Kaleb Wallace
2011-12-21 17:04:25 UTC
Kaleb Wallace [http://community.zenoss.org/people/Fortecor] created the discussion
"Bottleneck discovery"
To view the discussion, visit: http://community.zenoss.org/message/63377#63377
--------------------------------------------------------------
Hello Everyone,
 I am a new zenoss user and am loving it so far. I have been in IT for the past 12 years. I have been a Net Admin for the past 7. Never once have I started venturing into a world of software troubleshooting. I have never needed to, all of my networks I managed were small. My customer base has been mom and pop shops with a max of 30 pc's. Easy to troubleshoot. In november I landed this job with a company that has over 500 nodes on their network, with a fiber backbone. A Cisco Catalyst 6509 is the main network switch with various Cisco switches, all of the switches connected to each other with fiber. This is a distribution center and you can't walk around 1 corner without seeing another piece of the network. We have 20 different vlans and roughly 30 servers. Some virtualized with VMware and others physical. Sorry about the lengthy explaination, just trying to give you the underlying network, which should help eleviate questions later.
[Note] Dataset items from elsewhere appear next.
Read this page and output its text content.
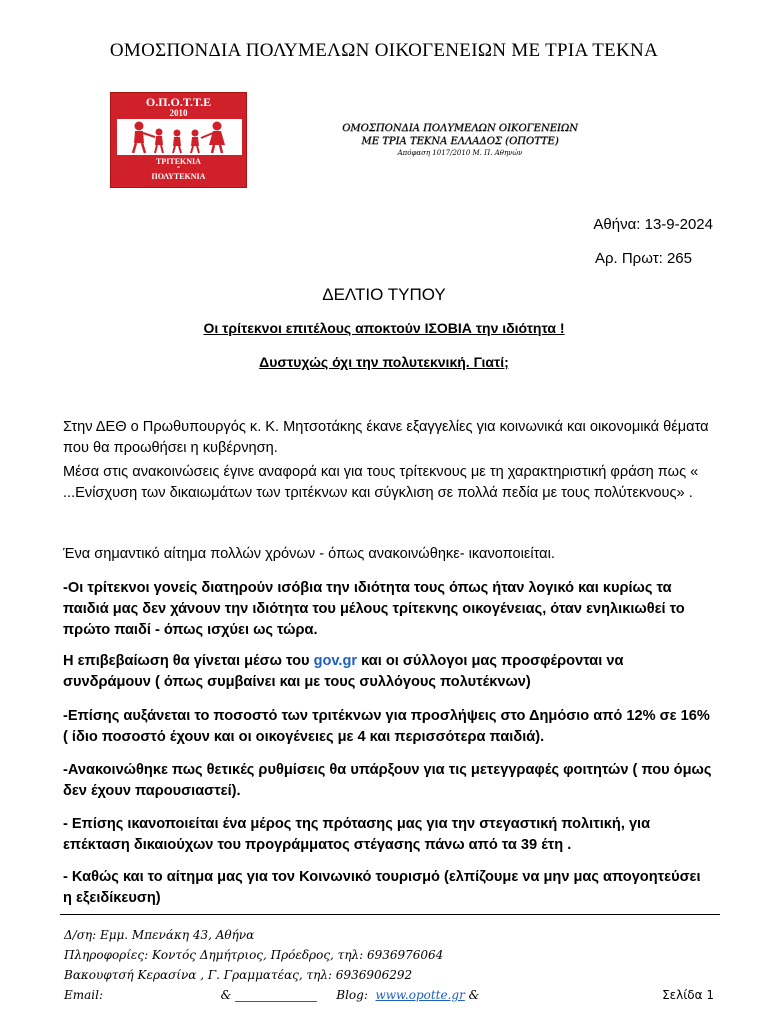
ΟΜΟΣΠΟΝΔΙΑ ΠΟΛΥΜΕΛΩΝ ΟΙΚΟΓΕΝΕΙΩΝ ΜΕ ΤΡΙΑ ΤΕΚΝΑ
Ο.Π.Ο.Τ.Τ.Ε
2010
ΤΡΙΤΕΚΝΙΑ
=
ΠΟΛΥΤΕΚΝΙΑ
ΟΜΟΣΠΟΝΔΙΑ ΠΟΛΥΜΕΛΩΝ ΟΙΚΟΓΕΝΕΙΩΝ
ΜΕ ΤΡΙΑ ΤΕΚΝΑ ΕΛΛΑΔΟΣ (ΟΠΟΤΤΕ)
Απόφαση 1017/2010 Μ. Π. Αθηνών
Αθήνα: 13-9-2024
Αρ. Πρωτ: 265
ΔΕΛΤΙΟ ΤΥΠΟΥ
Οι τρίτεκνοι επιτέλους αποκτούν ΙΣΟΒΙΑ την ιδιότητα !
Δυστυχώς όχι την πολυτεκνική. Γιατί;

Στην ΔΕΘ ο Πρωθυπουργός κ. Κ. Μητσοτάκης έκανε εξαγγελίες για κοινωνικά και οικονομικά θέματα που θα προωθήσει η κυβέρνηση.

Μέσα στις ανακοινώσεις έγινε αναφορά και για τους τρίτεκνους με τη χαρακτηριστική φράση πως « ...Ενίσχυση των δικαιωμάτων των τριτέκνων και σύγκλιση σε πολλά πεδία με τους πολύτεκνους» .

Ένα σημαντικό αίτημα πολλών χρόνων - όπως ανακοινώθηκε- ικανοποιείται.

-Οι τρίτεκνοι γονείς διατηρούν ισόβια την ιδιότητα τους όπως ήταν λογικό και κυρίως τα παιδιά μας δεν χάνουν την ιδιότητα του μέλους τρίτεκνης οικογένειας, όταν ενηλικιωθεί το πρώτο παιδί - όπως ισχύει ως τώρα.

Η επιβεβαίωση θα γίνεται μέσω του gov.gr και οι σύλλογοι μας προσφέρονται να συνδράμουν ( όπως συμβαίνει και με τους συλλόγους πολυτέκνων)

-Επίσης αυξάνεται το ποσοστό των τριτέκνων για προσλήψεις στο Δημόσιο από 12% σε 16% ( ίδιο ποσοστό έχουν και οι οικογένειες με 4 και περισσότερα παιδιά).

-Ανακοινώθηκε πως θετικές ρυθμίσεις θα υπάρξουν για τις μετεγγραφές φοιτητών ( που όμως δεν έχουν παρουσιαστεί).

- Επίσης ικανοποιείται ένα μέρος της πρότασης μας για την στεγαστική πολιτική, για επέκταση δικαιούχων του προγράμματος στέγασης πάνω από τα 39 έτη .

- Καθώς και το αίτημα μας για τον Κοινωνικό τουρισμό (ελπίζουμε να μην μας απογοητεύσει η εξειδίκευση)

Δ/ση: Εμμ. Μπενάκη 43, Αθήνα
Πληροφορίες: Κοντός Δημήτριος, Πρόεδρος, τηλ: 6936976064
Βακουφτσή Κερασίνα , Γ. Γραμματέας, τηλ: 6936906292
Email:	&	Blog: www.opotte.gr &	Σελίδα 1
    So here starts my issue, I was wondering if I can use Zenoss to pinpoint my trouble. Or if I've just gotta go old fashioned and go to one node at a time and try to figure this out. But, I have really slow network speeds between a single fiber connection. It was brought to our attention with users complaining about an excel spreadsheet being really slow that is shared and used by about 20 different people. Which our original thought, was that 20 people should not be accessing a single excel spreadsheet simultaneously. However, this is not the problem. I did copy tests, just copying 1 single 17MB file from one PC/Server to another. Some over this single fiber connections and others not. I recieved these results...
*Test 1:*
    Over a 10gb fiber connection, I was averaging a transfer of this 17MB file of 2 minutes. These results came originating from the same computer we will call PC1. I tried copying to 3 different servers; 1 virtual windows 2k8 (server1), 1 physical 2k8 (server2) and my linux server (linny) sitting on my desk running my personal samba server and wiki. Originating from PC1 to all three servers the transfer was averaging 2 minutes. Each server is across our warehouse (1/2 mile), running through a single fiber connection (1 fiber for transmit and 1 for receive) that has roughly 3 junctions in it. Anyway, I did 4 different copies of this same file and each had similar results.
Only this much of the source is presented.